Scott is relatively new to the Detroit area, having moved from New York in 2011 for her husband’s job. But she says her new stomping grounds in West Bloomfield are very similar to her old neighborhood in Westchester, and she’s a big fan of downtown Detroit’s cultural offerings. She speaks highly of her new studio space in Ferndale as well, praising the city’s “artistic vibe” and “independent spirit.”
“I really feel there’s this brave approach to creativity [in the Detroit area],” she says. “It’s just like, ‘We’ll just do it,’ with low overhead. And there’s so much talent here.”
However, she says she was “really disappointed” with Michigan’s film tax incentive cuts, which took effect very shortly after she moved. Although she says Pixomondo’s departure from Detroit a year later had more to do with the company’s finances, she says things “could have been different” if Michigan’s incentives had persisted.
“I understand some of the reasoning behind [the incentive cuts],” she says. “I think it could have been done a little better, so it wasn’t just pulling the rug out from under your feet for all those people that invested a lot of money.”
Scott says she knows a number of visual effects artists from the Midwest who are looking to come back home. She receives emails every so often from them, checking in to see how things are going. Although business may not be what it was in Michigan for those looking exclusively for film jobs, she says she regularly tells her students that they’re developing “transferable skills” for which there’s still plenty of in-state demand.
“Everything on the Web has an interactivity to it,” Scott says. “They still need designers and they still need motion artists, motion graphics. So whether it’s feature film animation or it’s personal projects or Web banners or a website or infographics, in the corporate world there’s a need.”
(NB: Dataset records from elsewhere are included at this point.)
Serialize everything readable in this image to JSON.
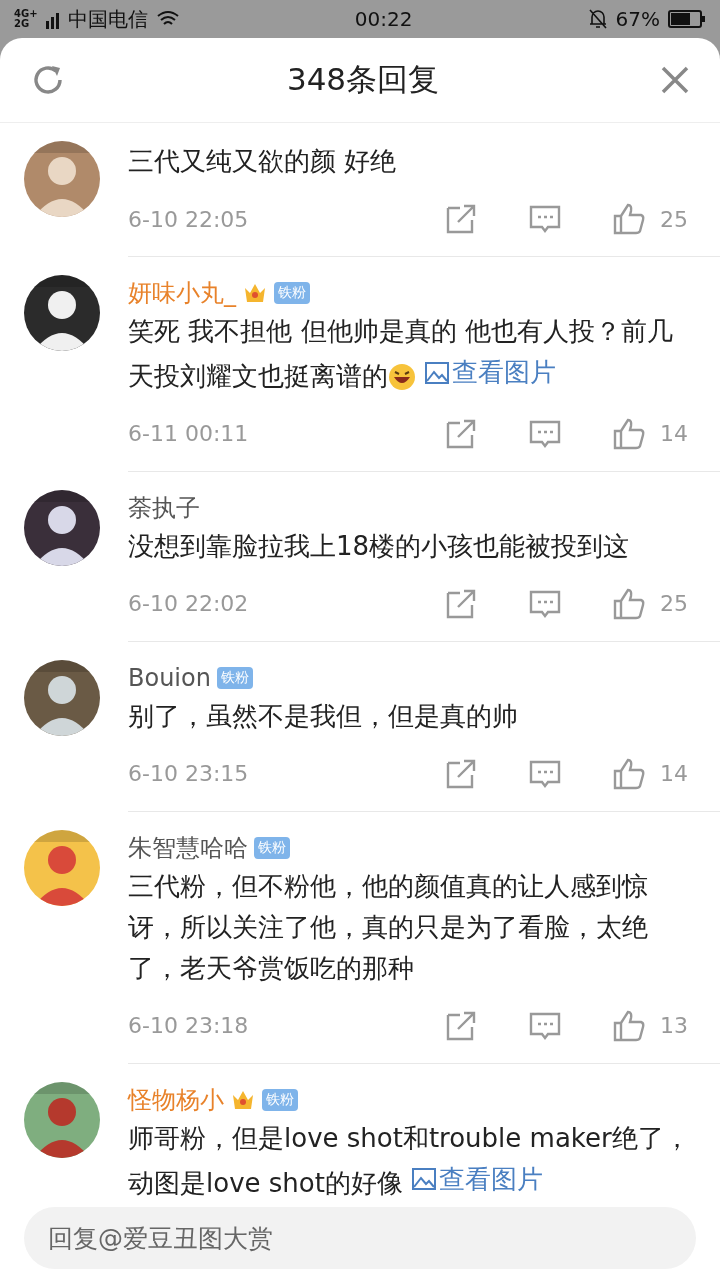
{
  "status_bar": {
    "networks": [
      "4G+",
      "2G"
    ],
    "carrier": "中国电信",
    "time": "00:22",
    "battery": "67%"
  },
  "header": {
    "title": "348条回复"
  },
  "comments": [
    {
      "text": "三代又纯又欲的颜 好绝",
      "time": "6-10 22:05",
      "likes": "25"
    },
    {
      "name": "妍味小丸_",
      "vip": true,
      "fan_badge": "铁粉",
      "text": "笑死 我不担他 但他帅是真的 他也有人投？前几天投刘耀文也挺离谱的",
      "emoji": true,
      "image_link": "查看图片",
      "time": "6-11 00:11",
      "likes": "14"
    },
    {
      "name": "荼执子",
      "vip": false,
      "text": "没想到靠脸拉我上18楼的小孩也能被投到这",
      "time": "6-10 22:02",
      "likes": "25"
    },
    {
      "name": "Bouion",
      "vip": false,
      "fan_badge": "铁粉",
      "text": "别了，虽然不是我但，但是真的帅",
      "time": "6-10 23:15",
      "likes": "14"
    },
    {
      "name": "朱智慧哈哈",
      "vip": false,
      "fan_badge": "铁粉",
      "text": "三代粉，但不粉他，他的颜值真的让人感到惊讶，所以关注了他，真的只是为了看脸，太绝了，老天爷赏饭吃的那种",
      "time": "6-10 23:18",
      "likes": "13"
    },
    {
      "name": "怪物杨小",
      "vip": true,
      "fan_badge": "铁粉",
      "text": "师哥粉，但是love shot和trouble maker绝了，动图是love shot的好像",
      "image_link": "查看图片"
    }
  ],
  "reply_field": {
    "placeholder": "回复@爱豆丑图大赏"
  }
}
Even when it comes to the film industry in particular, Scott’s certainly not all doom and gloom. She says there’s still “a lot of attention” for Michigan and people are still working in the state, thanks to low overhead. As for the specific field of animation, she says it hit a “heyday” in the ‘90s and the market became over-saturated. But while the industry may still be in a down-swing, she says the art form itself is still going strong through amateur animators posting their work on YouTube, Vimeo and other video hosting sites. And, of course, there are studios like Think So who are aiming to keep passing the trade on.
“Everyone’s seeing a lot of up and down,” Scott says. “But in the history of animation there’s always been an up and down. So at least I’m thinking it’s a natural kind of thing.”
Patrick Dunn is an Ann Arbor-based freelance writer and regular contributor to Metromode and Concentrate.